As each company of recruits filed through the system, the brass would comb the records for potential grist for the leadership mill.  Roy and I both qualified.  Having established this, the next step was to find out if there was any interest on both ends.  Just because a recruit was qualified, did not make him or her a desirable candidate.  Conversely, just because the army was interested in the test scores, did not mean that the recruit reciprocated the feeling.  Hence, a series of meetings was conducted, with some dropping out of the race the minute the ante climbed from a two-year commitment to one of three years.
We attended the first of these meetings dutifully, appearing at the prescribed time, and listening attentively.  Roy had a steady stream of questions.  I couldn’t help thinking about Eddie Haskell, of Leave it to Beaver
“So how long would it be before we were flying planes?”  He directed his question at Chief Warrant Officer Tom, a man who had obviously tired of having people try to pronounce Wojojlowitzchy (Woe-yo-lo-wit-ski), the name they saw above his breast pocket, and instructed us to call him by his rank and his first name.   
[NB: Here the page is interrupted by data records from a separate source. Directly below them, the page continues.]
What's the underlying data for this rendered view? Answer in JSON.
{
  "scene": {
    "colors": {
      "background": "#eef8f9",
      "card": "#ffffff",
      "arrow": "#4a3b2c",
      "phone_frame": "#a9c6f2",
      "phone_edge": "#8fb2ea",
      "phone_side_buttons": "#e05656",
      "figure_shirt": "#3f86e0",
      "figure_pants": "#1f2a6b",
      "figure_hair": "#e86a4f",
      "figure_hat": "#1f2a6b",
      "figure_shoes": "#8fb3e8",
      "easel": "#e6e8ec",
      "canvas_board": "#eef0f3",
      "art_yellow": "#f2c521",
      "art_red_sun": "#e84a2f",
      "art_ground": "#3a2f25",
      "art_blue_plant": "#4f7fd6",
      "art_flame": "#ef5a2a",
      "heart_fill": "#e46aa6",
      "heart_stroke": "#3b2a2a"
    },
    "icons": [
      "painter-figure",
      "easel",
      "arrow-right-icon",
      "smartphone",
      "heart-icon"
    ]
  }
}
“That is a good question,” said Officer Tom, “and I’m glad you asked it.  We have several levels of participation on the warrant officer level, and we try to channel each individual’s talents in the most productive manner.”   I thought to myself that he used a bunch of words to not answer the question.  I couldn’t believe that warrant officers would ever be allowed to fly planes; conventional army officers outrank them by definition.  All warrant officers would ever do, is lend technical support.  That was the definition of of the rank.   Roy, however, did not care.
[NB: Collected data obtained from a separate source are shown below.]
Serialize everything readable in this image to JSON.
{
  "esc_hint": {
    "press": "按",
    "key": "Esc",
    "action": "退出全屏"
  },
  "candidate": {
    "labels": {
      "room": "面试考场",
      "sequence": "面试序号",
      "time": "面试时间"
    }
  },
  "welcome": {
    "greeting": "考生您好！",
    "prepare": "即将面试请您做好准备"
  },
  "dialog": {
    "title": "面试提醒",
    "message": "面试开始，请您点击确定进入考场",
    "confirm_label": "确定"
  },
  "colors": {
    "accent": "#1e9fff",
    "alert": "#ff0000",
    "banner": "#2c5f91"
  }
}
“Is the flight school training open to women as well as men?”  Roy’s question drew immediate interest from the rest of the group, around twenty or so other guys, all in uniform, all of them ranked private.
Officer Tom leaped at the question.  “Hell yes!  This man’s army is certainly open to women.”
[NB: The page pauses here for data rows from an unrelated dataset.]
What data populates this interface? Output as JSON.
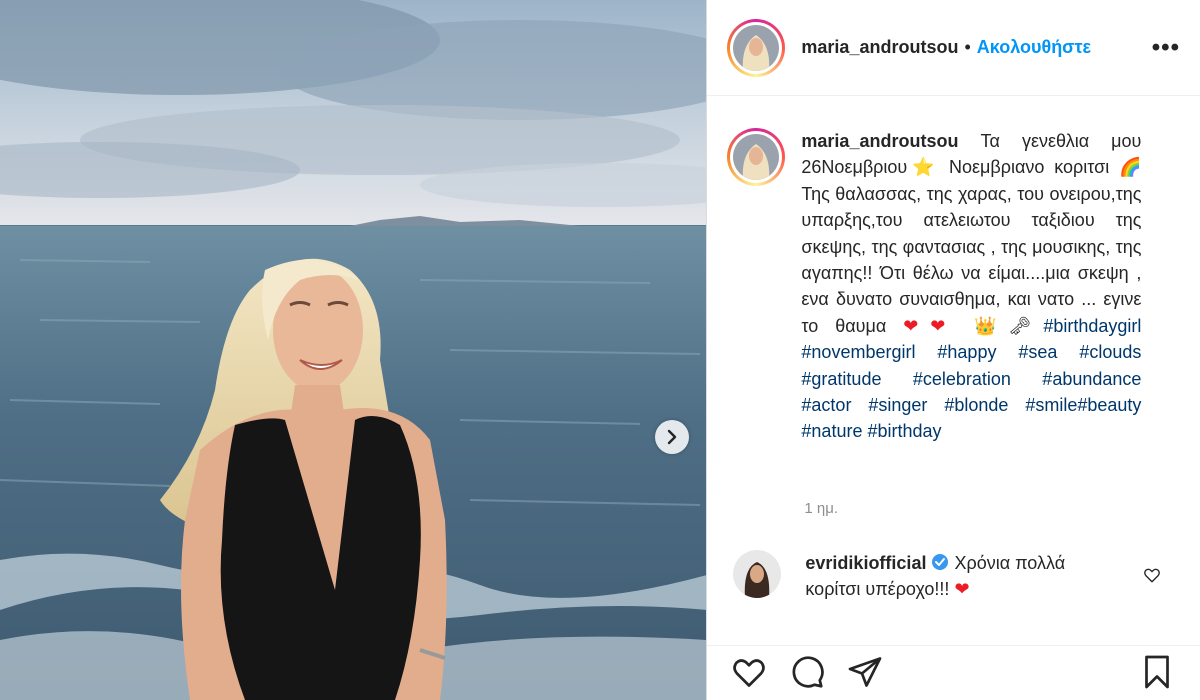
{
  "header": {
    "username": "maria_androutsou",
    "separator": "•",
    "follow_label": "Ακολουθήστε",
    "more_label": "•••"
  },
  "caption": {
    "username": "maria_androutsou",
    "text_1": "Τα γενεθλια μου 26Νοεμβριου",
    "text_2": "Νοεμβριανο κοριτσι",
    "text_3": "Της θαλασσας, της χαρας, του ονειρου,της υπαρξης,του ατελειωτου ταξιδιου της σκεψης, της φαντασιας , της μουσικης, της αγαπης!! Ότι θέλω να είμαι....μια σκεψη , ενα δυνατο συναισθημα, και νατο ... εγινε το θαυμα",
    "emoji_star": "⭐",
    "emoji_rainbow": "🌈",
    "emoji_hearts": "❤❤",
    "emoji_crown": "👑",
    "emoji_key": "🗝",
    "hashtags": "#birthdaygirl #novembergirl #happy #sea #clouds #gratitude #celebration #abundance #actor #singer #blonde #smile#beauty #nature #birthday"
  },
  "time_label": "1 ημ.",
  "comment": {
    "username": "evridikiofficial",
    "text": "Χρόνια πολλά κορίτσι υπέροχο!!!",
    "emoji_heart": "❤"
  },
  "icons": {
    "more": "more-options-icon",
    "carousel": "chevron-right-icon",
    "verified": "verified-badge-icon",
    "comment_like": "heart-outline-icon",
    "like": "heart-outline-icon",
    "comment": "speech-bubble-icon",
    "share": "paper-plane-icon",
    "save": "bookmark-icon"
  },
  "colors": {
    "link_blue": "#0095f6",
    "hashtag_blue": "#00376b",
    "heart_red": "#ed1c24",
    "muted": "#8e8e8e"
  }
}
Roy pressed on.  “Do you have uni-sex barracks, like the dorm rooms in college?”  Interest was sky high.
“Well, er, um, that is a good, er, um, an interesting question, but I would say that different army bases have different policies.”  Again, I thought, sure they do, but none includes a policy which allows fraternizing amongst men and women, within the confines of an army barracks filled with recruits.  It wasn’t going to happen in this lifetime or the next.  
Roy, however, did not care.  “Are we going to get leave between AIT and assignment to flight school?” 
Officer Tom got cautious.  “Well that will depend on what you and Uncle Sugar have going on.  I have no control over those logistics.”  He shrugged apologetically.  Roy, however, did not care.
“What about our rate of pay?”  There was no slowing him down; there was no dampening of his enthusiasm.  He never did pose the question about the length of service, because someone else did, when Roy finally let someone get a question in edgewise.
We did not want to spend all afternoon at the meeting, but we did want to spend all afternoon away from the classroom.  When the meting broke up at 3:00, we did not go back to school, choosing instead to pay an early visit to the gym for some leisurely laps in the pool.  Two days late, when the next meeting was scheduled, no one so much as blinked when we told the instructor that we would not be thee after lunch.  Only this time we did not bother to go the the meeting.  Why bother?
However, we were still able to hitch one more ride on the warrant officer gravy train, when they announced that orientation for warrant officer school was to take place the following morning at Battalion Headquarters.  When we were asked back in the barracks if we had been chosen for the training program, we just shrugged our shoulders disgustedly, and said, “Yeah right.  Like they’re going to let us in on their plans.  We just have to go with the flow, and they’ll let us know.”  Roy seemed pleased with his poetry.